А разве наши – там, в России – живут лучше?! Получает ли из наших кто-нибудь тысячу в месяц? У меня, вон, девятьсот. А у рабочего – 600–800 – не более. И сапоги у нас не дешевле 2000 рублей.
16 февраля. Весь день шла перегрузка полка на европейскую колею. Машины и орудия перегоняют по платформе с одного состава на другой. Переселили и нас в новый вагон с непривычной крутой и полукруглой крышей. Пока идет перегрузка, «виллис» командира полка сняли на землю, и Федор Елисеевич с Ниной пригласили меня прогуляться с ними в Фокшаны – от Мерешешти километров двадцать на юг. Володька Колодов лихо вел машину по незнакомой и чужой нам земле.
– Смотрите-ка, вон там, – говорит Федор Елисеевич, – на пологом холме – памятник суворовским богатырям. Лежат они там в братской могиле – вечная им память! Надо бы, что б наши посетили это место!
Вот и Фокшаны. Узкие, кривые улицы застроены высокими европейскими домами. Непривычное обилие вывесок, реклам и горластых разносчиков. Сутолока и толчея такая, что «виллис» с трудом пробирается сквозь толпу. Тут все что-то продают, что-то покупают, что-то на что-то меняют, и все кричат, ругаются, смеются и обманывают друг друга.
– Как на Сухаревке во времена нэпа, – смеется Нина Шаблий – жена командира полка, а заодно и лейтенант административной службы, зав делопроизводством полка.
– Вот ты и сопоставь, – говорит Федор Елисеевич, – голодный, замерзающий Ленинград и спекулирующая Европа. Разоренные и сожженные земли Псковщины и Украины и чистенькие, ухоженные румынские деревни.
Оставив «виллис» под присмотром Колодова на улице, мы зашли в ресторан. Здесь тишина. Много свободных мест, вежливые официанты во фраках, накрахмаленные скатерти, вкусные блюда, качественные вина и отвратительная водка, напоминающая самогон.
– Теперь они лояльны, – говорит Шаблий, – они внимательны к нам. А нет ли среди этих уважаемых господ, кто воевал в 3-й румынской армии под Серафимовичами на Дону?
– Зачем, Федя, ворошить прошлое? – как-то очень грустно сказала Нина. – Время идет своим чередом.

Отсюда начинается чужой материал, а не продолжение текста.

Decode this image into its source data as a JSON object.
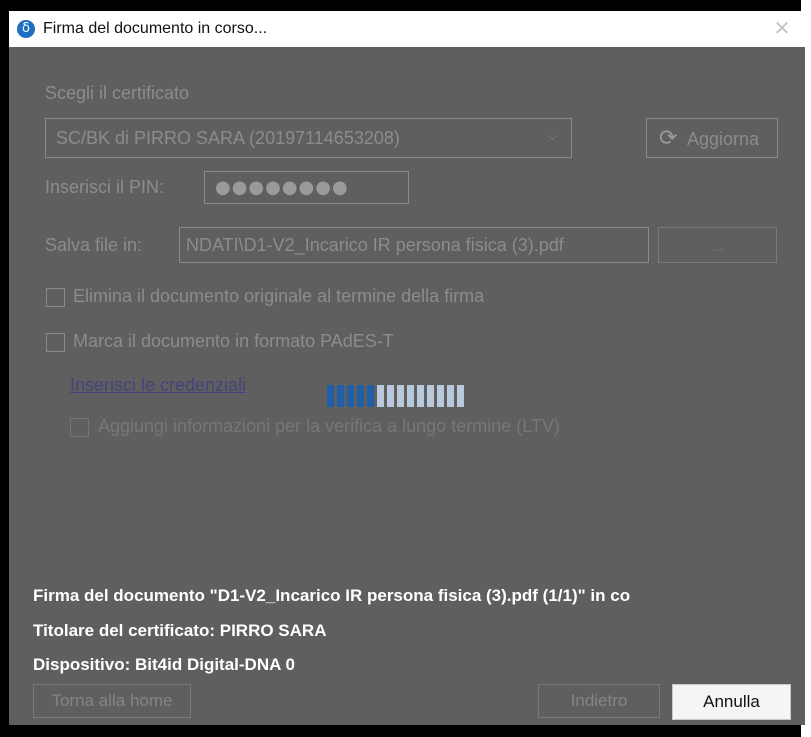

– Нет, я не пойду задавать им этого вопроса, – холодно произнес Шаблий. – Бог с ними. Они согласились стать против Гитлера. Хорошо!
После ресторана побродили по городу. Заходили в магазины. Нина выбирала себе духи, а я купил пузырек одеколона за 100 рублей. На все покупки, ресторан и кафе Федор Елисеевич истратил 96 000 лей или около 2630 рублей.
В Мерешешти вернулись достаточно поздно, вечерело, и ощущался легкий морозец. Полк все еще перегружался, и Богданов, со своей неизменной папироской в углу рта, материл шоферов и, растопырив руки и помахивая пальцами, указывал, куда и как надо крутить руль, чтоб машина стала на место.
17 февраля. Всю ночь шла погрузка, и окончили ее лишь к полудню. Без чего-то три эшелон тронулся в путь на запад уже по европейской колее. На станции Бузеу брали продукты, хлеб получили белый, но с примесью кукурузы.
18 февраля. Ночью проехали Плоешти. Город сильно разрушен нашей авиацией. Уродливыми силуэтами смотрятся на фоне неба развалины зданий.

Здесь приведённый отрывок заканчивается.